Dogs as an endangered species

Susan Thorpe-Vargas Ph.D., John Cargill MA, MBA, MS, D. Caroline Coile, Ph.D.

Why the dog opted to share his fate with men, may never be known, we suspect it had something to do with filling his stomach, but when he did, mankind took on a moral and ethical obligation. When we started to selectively breed dogs for our own ends, our responsibility only increased. How have they done under our stewardship? We will let you and your conscience answer that, but from our perspective it seems we have "improved" Canis familaris into a genetic nightmare. We have created designer dogs which cannot whelp freely or even breathe correctly. Concern for cosmetic attributes have selected for dogs who get lost at the end of the leash. Every year billions of veterinary dollars are spent ameliorating the effects of our tampering. Is it too late? For some breeds it may indeed be too late. If they were a wild species certain breeds of dogs would be on the endangered list. That is why this series of genetic articles is so important. If you are a breeder, you need to pay your intelectual dues. Every breeder who professes to love his breed needs to know more than rudimentary genetics. At a recent genetics conference hosted by the Canine Health Foundation, auther Susan Thorpe-Vargas cringed to hear "What you see is what you get" at the dinner table, from a parent club representative.

This is the first, in a reference series of six breeding-related articles by a special task force of four authors. The learning curve is apt to get steep at times and if your eyes start to glaze over then put the paper down for a bit, but it is your obligation to pick it up again. Under discussion will be such diverse subjects as the origin and domestication of the dog, a mini primer on Population Genetics, the techniques being used to discover the causes of genetic disease at the molecular level and tests currently available to breeders for genetic screening. We will be providing both general and technical information to a level one expects of a serious breeder. We hope to make this an exciting journey and if you are a breeder, a very necessary one. The authors will presume some knowledge of the subject as we will draw on previous articles published during 1996 and 1997 in Dog World. They start with A Genetic Primer for Breeders ; The Mapping of the Canine Genome ; Open Registries Promote Honesty in Breeding, , Canine Genetic Disease: is the situation changing? Part 1-4 , and Tipping the Genetic Scales , For those of you on-line, some sites will be mentioned and a glossary of genetic terminology will be available by e-mailing the authors. Words throughout this series in bold-faced type, other than headings, are included in the glossary.

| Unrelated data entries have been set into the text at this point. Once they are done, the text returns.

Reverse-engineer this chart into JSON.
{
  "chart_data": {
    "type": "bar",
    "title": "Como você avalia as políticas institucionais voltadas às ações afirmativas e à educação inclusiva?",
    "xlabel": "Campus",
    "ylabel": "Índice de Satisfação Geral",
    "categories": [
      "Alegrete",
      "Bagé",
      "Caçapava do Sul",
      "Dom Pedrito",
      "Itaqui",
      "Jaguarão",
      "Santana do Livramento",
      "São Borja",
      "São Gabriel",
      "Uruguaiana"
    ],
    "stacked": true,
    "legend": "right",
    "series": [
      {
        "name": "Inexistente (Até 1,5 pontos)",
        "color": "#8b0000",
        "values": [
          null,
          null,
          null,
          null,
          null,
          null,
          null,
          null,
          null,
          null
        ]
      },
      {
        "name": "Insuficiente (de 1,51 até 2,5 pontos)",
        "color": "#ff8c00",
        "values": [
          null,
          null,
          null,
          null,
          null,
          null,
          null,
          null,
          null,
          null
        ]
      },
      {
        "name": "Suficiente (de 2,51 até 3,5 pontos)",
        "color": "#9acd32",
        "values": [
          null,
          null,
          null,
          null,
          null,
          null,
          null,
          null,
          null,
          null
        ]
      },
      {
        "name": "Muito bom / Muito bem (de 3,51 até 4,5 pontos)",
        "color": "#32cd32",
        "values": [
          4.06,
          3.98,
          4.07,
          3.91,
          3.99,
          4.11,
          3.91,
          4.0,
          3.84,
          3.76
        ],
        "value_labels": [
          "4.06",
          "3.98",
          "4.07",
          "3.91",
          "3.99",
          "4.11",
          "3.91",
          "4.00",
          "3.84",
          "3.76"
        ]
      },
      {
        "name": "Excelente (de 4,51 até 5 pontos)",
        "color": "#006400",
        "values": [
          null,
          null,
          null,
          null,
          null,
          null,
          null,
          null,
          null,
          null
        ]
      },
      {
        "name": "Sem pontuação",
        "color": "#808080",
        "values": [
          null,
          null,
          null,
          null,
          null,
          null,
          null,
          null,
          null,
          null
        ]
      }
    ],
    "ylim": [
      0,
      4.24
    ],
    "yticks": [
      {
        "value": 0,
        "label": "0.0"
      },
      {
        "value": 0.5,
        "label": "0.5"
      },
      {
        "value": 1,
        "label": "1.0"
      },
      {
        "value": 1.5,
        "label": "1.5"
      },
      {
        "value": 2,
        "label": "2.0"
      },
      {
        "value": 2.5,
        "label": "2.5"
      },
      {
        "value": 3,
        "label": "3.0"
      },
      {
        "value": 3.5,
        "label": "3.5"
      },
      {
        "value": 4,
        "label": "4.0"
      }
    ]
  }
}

Some of you may question the need for such a series and may ask yourself why it should concern you. This quote by Jay Russell Ph.D. perhaps explains that WHY far better than we can.

"Every breeder has the ability in a free society to "determine their own stopping point." But, a single breeder's actions may have consequences that are far-reaching. A breed is necessarily maintained by a society of breeders. As such, the actions of each breeder affects the actions of every breeder who dips their brush in the gene pool and every buyer -- present and future -- who buys one of these "works of art." Pragmatically (and ethically), a breeder loses his/her right to independence and his/her ability to be independent the minute he/she puts up a shingle that says "Puppies for Sale."